I was extremely apprehensive as I led my gang or troop of seven Lascars down the gangway to go to the Dreadnought. I was dreading the job of not losing some of them as they persisted in walking Indian file and were hard to keep together. How I managed l will never know but what happiness it was for me to get eventually by bus to the magnificent Dreadnought hospital in Greenwich. The Doctor who attended them was well used to this sort of thing and had a smattering of Hindi and after an hour or so he had examined then all we started back to the ship the lascars laden with bottles of medicine, mostly stomach mixtures, cough linctus. Embrocation etc.
Getting my crew together after exiting Dreadnought I started the journey back to my ship. The wily Lascars had other plans and wanted to visit the Post Office and flea markets. They had each been given a sub by the Captain when the ship arrived, and they were intent on spending it. I was naïve and gave into their whines and we found a marker in the vicinity. My heart was in my mouth as I soon lost every Indian and despite searching frantically could not find them. I could do nothing except go back to the Royal Albert Dock without them.

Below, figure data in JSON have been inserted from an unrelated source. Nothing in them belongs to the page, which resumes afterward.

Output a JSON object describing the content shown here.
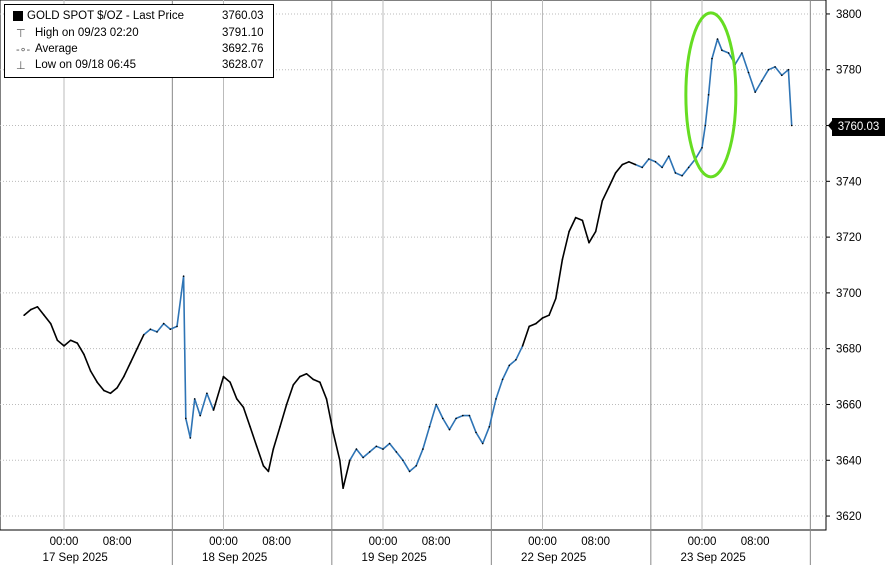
{
  "legend": {
    "series_label": "GOLD SPOT $/OZ - Last Price",
    "last_value": "3760.03",
    "high_label": "High on 09/23 02:20",
    "high_value": "3791.10",
    "avg_label": "Average",
    "avg_value": "3692.76",
    "low_label": "Low on 09/18 06:45",
    "low_value": "3628.07"
  },
  "last_price_tag": "3760.03",
  "colors": {
    "line": "#000000",
    "segment_alt": "#2e74b5",
    "highlight": "#66dd22",
    "grid": "#bbbbbb"
  },
  "chart_data": {
    "type": "line",
    "title": "",
    "xlabel": "",
    "ylabel": "",
    "ylim": [
      3615,
      3805
    ],
    "y_ticks": [
      3620,
      3640,
      3660,
      3680,
      3700,
      3720,
      3740,
      3760,
      3780,
      3800
    ],
    "x_tick_labels": [
      "00:00",
      "08:00",
      "00:00",
      "08:00",
      "00:00",
      "08:00",
      "00:00",
      "08:00",
      "00:00",
      "08:00"
    ],
    "day_labels": [
      "17 Sep 2025",
      "18 Sep 2025",
      "19 Sep 2025",
      "22 Sep 2025",
      "23 Sep 2025"
    ],
    "grid": true,
    "legend_position": "top-left",
    "annotation": "green ellipse around 23 Sep 00:00–04:00 price jump",
    "series": [
      {
        "name": "GOLD SPOT $/OZ - Last Price",
        "points": [
          [
            "09-16 18:00",
            3692
          ],
          [
            "09-16 19:00",
            3694
          ],
          [
            "09-16 20:00",
            3695
          ],
          [
            "09-16 21:00",
            3692
          ],
          [
            "09-16 22:00",
            3689
          ],
          [
            "09-16 23:00",
            3683
          ],
          [
            "09-17 00:00",
            3681
          ],
          [
            "09-17 01:00",
            3683
          ],
          [
            "09-17 02:00",
            3682
          ],
          [
            "09-17 03:00",
            3678
          ],
          [
            "09-17 04:00",
            3672
          ],
          [
            "09-17 05:00",
            3668
          ],
          [
            "09-17 06:00",
            3665
          ],
          [
            "09-17 07:00",
            3664
          ],
          [
            "09-17 08:00",
            3666
          ],
          [
            "09-17 09:00",
            3670
          ],
          [
            "09-17 10:00",
            3675
          ],
          [
            "09-17 11:00",
            3680
          ],
          [
            "09-17 12:00",
            3685
          ],
          [
            "09-17 13:00",
            3687
          ],
          [
            "09-17 14:00",
            3686
          ],
          [
            "09-17 15:00",
            3689
          ],
          [
            "09-17 16:00",
            3687
          ],
          [
            "09-17 17:00",
            3688
          ],
          [
            "09-17 18:00",
            3706
          ],
          [
            "09-17 18:20",
            3655
          ],
          [
            "09-17 19:00",
            3648
          ],
          [
            "09-17 19:40",
            3662
          ],
          [
            "09-17 20:30",
            3656
          ],
          [
            "09-17 21:30",
            3664
          ],
          [
            "09-17 22:30",
            3658
          ],
          [
            "09-17 23:30",
            3666
          ],
          [
            "09-18 00:00",
            3670
          ],
          [
            "09-18 01:00",
            3668
          ],
          [
            "09-18 02:00",
            3662
          ],
          [
            "09-18 03:00",
            3659
          ],
          [
            "09-18 04:00",
            3652
          ],
          [
            "09-18 05:00",
            3645
          ],
          [
            "09-18 06:00",
            3638
          ],
          [
            "09-18 06:45",
            3636
          ],
          [
            "09-18 07:30",
            3644
          ],
          [
            "09-18 08:30",
            3652
          ],
          [
            "09-18 09:30",
            3660
          ],
          [
            "09-18 10:30",
            3667
          ],
          [
            "09-18 11:30",
            3670
          ],
          [
            "09-18 12:30",
            3671
          ],
          [
            "09-18 13:30",
            3669
          ],
          [
            "09-18 14:30",
            3668
          ],
          [
            "09-18 15:30",
            3662
          ],
          [
            "09-18 16:30",
            3650
          ],
          [
            "09-18 17:30",
            3640
          ],
          [
            "09-18 18:00",
            3630
          ],
          [
            "09-18 19:00",
            3640
          ],
          [
            "09-18 20:00",
            3644
          ],
          [
            "09-18 21:00",
            3641
          ],
          [
            "09-18 22:00",
            3643
          ],
          [
            "09-18 23:00",
            3645
          ],
          [
            "09-19 00:00",
            3644
          ],
          [
            "09-19 01:00",
            3646
          ],
          [
            "09-19 02:00",
            3643
          ],
          [
            "09-19 03:00",
            3640
          ],
          [
            "09-19 04:00",
            3636
          ],
          [
            "09-19 05:00",
            3638
          ],
          [
            "09-19 06:00",
            3644
          ],
          [
            "09-19 07:00",
            3652
          ],
          [
            "09-19 08:00",
            3660
          ],
          [
            "09-19 09:00",
            3655
          ],
          [
            "09-19 10:00",
            3651
          ],
          [
            "09-19 11:00",
            3655
          ],
          [
            "09-19 12:00",
            3656
          ],
          [
            "09-19 13:00",
            3656
          ],
          [
            "09-19 14:00",
            3650
          ],
          [
            "09-19 15:00",
            3646
          ],
          [
            "09-19 16:00",
            3652
          ],
          [
            "09-19 17:00",
            3662
          ],
          [
            "09-19 18:00",
            3669
          ],
          [
            "09-19 19:00",
            3674
          ],
          [
            "09-19 20:00",
            3676
          ],
          [
            "09-19 21:00",
            3681
          ],
          [
            "09-19 22:00",
            3688
          ],
          [
            "09-19 23:00",
            3689
          ],
          [
            "09-22 00:00",
            3691
          ],
          [
            "09-22 01:00",
            3692
          ],
          [
            "09-22 02:00",
            3698
          ],
          [
            "09-22 03:00",
            3712
          ],
          [
            "09-22 04:00",
            3722
          ],
          [
            "09-22 05:00",
            3727
          ],
          [
            "09-22 06:00",
            3726
          ],
          [
            "09-22 07:00",
            3718
          ],
          [
            "09-22 08:00",
            3722
          ],
          [
            "09-22 09:00",
            3733
          ],
          [
            "09-22 10:00",
            3738
          ],
          [
            "09-22 11:00",
            3743
          ],
          [
            "09-22 12:00",
            3746
          ],
          [
            "09-22 13:00",
            3747
          ],
          [
            "09-22 14:00",
            3746
          ],
          [
            "09-22 15:00",
            3745
          ],
          [
            "09-22 16:00",
            3748
          ],
          [
            "09-22 17:00",
            3747
          ],
          [
            "09-22 18:00",
            3745
          ],
          [
            "09-22 19:00",
            3749
          ],
          [
            "09-22 20:00",
            3743
          ],
          [
            "09-22 21:00",
            3742
          ],
          [
            "09-22 22:00",
            3745
          ],
          [
            "09-22 23:00",
            3748
          ],
          [
            "09-23 00:00",
            3752
          ],
          [
            "09-23 00:30",
            3760
          ],
          [
            "09-23 01:00",
            3771
          ],
          [
            "09-23 01:30",
            3784
          ],
          [
            "09-23 02:20",
            3791
          ],
          [
            "09-23 03:00",
            3787
          ],
          [
            "09-23 04:00",
            3786
          ],
          [
            "09-23 05:00",
            3782
          ],
          [
            "09-23 06:00",
            3786
          ],
          [
            "09-23 07:00",
            3779
          ],
          [
            "09-23 08:00",
            3772
          ],
          [
            "09-23 09:00",
            3776
          ],
          [
            "09-23 10:00",
            3780
          ],
          [
            "09-23 11:00",
            3781
          ],
          [
            "09-23 12:00",
            3778
          ],
          [
            "09-23 13:00",
            3780
          ],
          [
            "09-23 13:30",
            3760
          ]
        ]
      }
    ]
  }
}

Back onboard I was soon at the Captains door sheepishly telling him that I had lost seven of his crew. Expecting a severe dressing down at least I was astonished to hear him say. “Don’t worry laddie they will find their way back they are experts at this game” sure enough back they came and were next seen struggling up the Accommodation ladder with at least two sewing machines, bits of furniture and brick and brac. I soon learned that Indian crews when joining a ship with not much more than a pair of jeans and a T shirt would, after two years trip, accumulate a vast amount of gear from the various ports of call. The managed to store this gear all over the ship and they took home such things as old paint tins. Skeins of rope, old canvass, and unused rations of tea and sugar etc. Anything which could be used by their families at home was kept. They arrived on board thin and malnourished and left well fed and in much better condition. Accidents were few fortunately as they were good sailors even if not very strong. I would sail with them anywhere .any time.
A new crew of Thirty Lascars arriving to sign on would only require one lorry to carry their gear whereas the home going crowd would need at least three. It was always a fascinating experience to see a crew change at Bombay or Calcutta.
Over the years the Indian seamen got better treatment, became better educated and better nourished when at home. They are better paid and the change crew far from India and flying home means that bringing back goods etc is impossible.
The Dreadnought still exists to this day and has treated many thousands of Merchant Seamen and had a great reputation for its quality of treatment however II will never forget my visit there and the day I lost the Lascars.